2. On connection to LING algorithm:
First of all, LING is only a building block of our CCA algorithm (it's also possible to plug in other fast regression algorithms that is fits the data well). LING is a very recent paper published at UAI this July. By the NIPS submission deadline it was still unpublished, that's why we spend several paragraphs introducing LING and our hope is people can understand the heuristic of LING from this paper alone. The LING algorithm implemented here is a modified version to make it suitable for sparse data matrices in our problem and we also added convergence proof in the appendix (didn't appear in the LING paper) based on this adjusted version while the original LING paper focus more on risk calculation assuming convergence under fixed design model and didn't take into account the sparsity of the data.
assigned reviewer 3
Yes, the convergence depends on the spectrum decay and it's easier to capture large correlations. On the other hand, when the spectrum decays slowly, i.e. the correlations decays slowly, this means no particular directions stands out in terms of capturing large correlations which is a hard problem for all spectrum learning algorithms.
assigned reviewer 38
see general comments on LING and novelty issues.
assigned reviewer 46
It's true that the in sample correlation is not the best way of evaluating CCA in machine learning sense since it may over fit. But that suggests solving modifications to CCA problem rather than generating a good fit to the CCA problem on training data which might or might not fit better out of sample. In other words, with a regularizer we could avoid the over fittingbut in a principled way. The problem would be then to compute this regularized CCA fast on training set. Our new algorithm could be used there also.

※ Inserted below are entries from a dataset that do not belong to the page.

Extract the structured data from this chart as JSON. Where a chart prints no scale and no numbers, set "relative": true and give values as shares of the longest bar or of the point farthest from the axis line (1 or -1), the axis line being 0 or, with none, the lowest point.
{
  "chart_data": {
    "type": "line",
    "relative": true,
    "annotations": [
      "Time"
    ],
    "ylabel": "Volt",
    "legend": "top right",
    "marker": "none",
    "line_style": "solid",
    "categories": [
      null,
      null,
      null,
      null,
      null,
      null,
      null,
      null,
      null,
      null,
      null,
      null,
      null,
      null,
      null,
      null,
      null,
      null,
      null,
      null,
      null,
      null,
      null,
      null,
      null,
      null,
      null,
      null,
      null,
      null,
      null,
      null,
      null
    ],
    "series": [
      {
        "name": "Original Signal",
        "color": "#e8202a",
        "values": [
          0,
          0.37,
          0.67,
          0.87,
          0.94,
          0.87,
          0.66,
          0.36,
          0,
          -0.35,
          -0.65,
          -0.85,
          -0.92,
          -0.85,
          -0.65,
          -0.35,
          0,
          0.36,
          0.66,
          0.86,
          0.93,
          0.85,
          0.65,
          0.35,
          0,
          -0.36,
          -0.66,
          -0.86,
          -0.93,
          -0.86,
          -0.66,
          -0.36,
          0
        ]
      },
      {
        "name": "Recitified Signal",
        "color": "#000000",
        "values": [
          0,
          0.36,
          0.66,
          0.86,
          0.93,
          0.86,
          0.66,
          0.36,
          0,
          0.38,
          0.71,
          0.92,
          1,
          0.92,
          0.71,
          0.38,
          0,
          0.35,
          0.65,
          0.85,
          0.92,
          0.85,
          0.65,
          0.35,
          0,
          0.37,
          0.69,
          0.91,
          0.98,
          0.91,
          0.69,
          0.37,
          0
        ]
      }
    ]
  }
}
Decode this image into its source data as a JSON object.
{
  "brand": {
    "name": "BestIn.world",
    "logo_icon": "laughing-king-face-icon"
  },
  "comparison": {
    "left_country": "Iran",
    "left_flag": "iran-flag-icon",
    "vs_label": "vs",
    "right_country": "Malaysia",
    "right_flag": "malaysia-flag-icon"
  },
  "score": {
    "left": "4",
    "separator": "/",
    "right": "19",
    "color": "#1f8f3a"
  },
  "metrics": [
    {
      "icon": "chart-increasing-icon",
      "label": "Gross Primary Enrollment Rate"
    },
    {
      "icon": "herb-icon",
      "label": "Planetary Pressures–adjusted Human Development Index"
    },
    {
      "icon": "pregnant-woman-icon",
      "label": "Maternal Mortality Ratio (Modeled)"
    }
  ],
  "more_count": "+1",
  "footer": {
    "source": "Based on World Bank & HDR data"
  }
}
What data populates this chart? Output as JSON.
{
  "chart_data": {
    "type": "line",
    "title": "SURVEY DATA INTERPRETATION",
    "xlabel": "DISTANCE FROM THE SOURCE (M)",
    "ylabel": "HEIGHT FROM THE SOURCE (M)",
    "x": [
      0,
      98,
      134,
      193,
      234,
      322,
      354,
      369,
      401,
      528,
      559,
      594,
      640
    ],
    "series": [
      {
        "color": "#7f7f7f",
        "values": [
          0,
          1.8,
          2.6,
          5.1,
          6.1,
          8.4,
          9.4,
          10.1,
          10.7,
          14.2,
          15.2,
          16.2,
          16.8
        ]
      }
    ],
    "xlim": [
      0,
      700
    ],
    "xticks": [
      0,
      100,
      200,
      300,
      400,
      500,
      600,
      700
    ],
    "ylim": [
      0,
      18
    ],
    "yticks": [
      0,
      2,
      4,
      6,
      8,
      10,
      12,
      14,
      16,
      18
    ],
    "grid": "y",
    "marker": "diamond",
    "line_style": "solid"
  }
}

The problem of over fitting lead us to remove some rare words in the penn tree bank experiment. To handle over fit you can add some regularization to the CCA problem (equivalent to regularized every regression in our algorithm), but that's another statistical issue. On the other hand, our focus here is more on the mathematical side where you are given a CCA training problem (with or without regularization) and you want to get the best fit given a fixed CPU time on the training dataset.
For the experiments, we tried three different groups of parameters for each algorithm where the parameters are adjusted so that the CPU time of all algorithms are almost the same. What you suggested is another more condensed way of showing similar idea. Thank you for your suggestion. We'll try to edit the experiment section a little bit if accepted.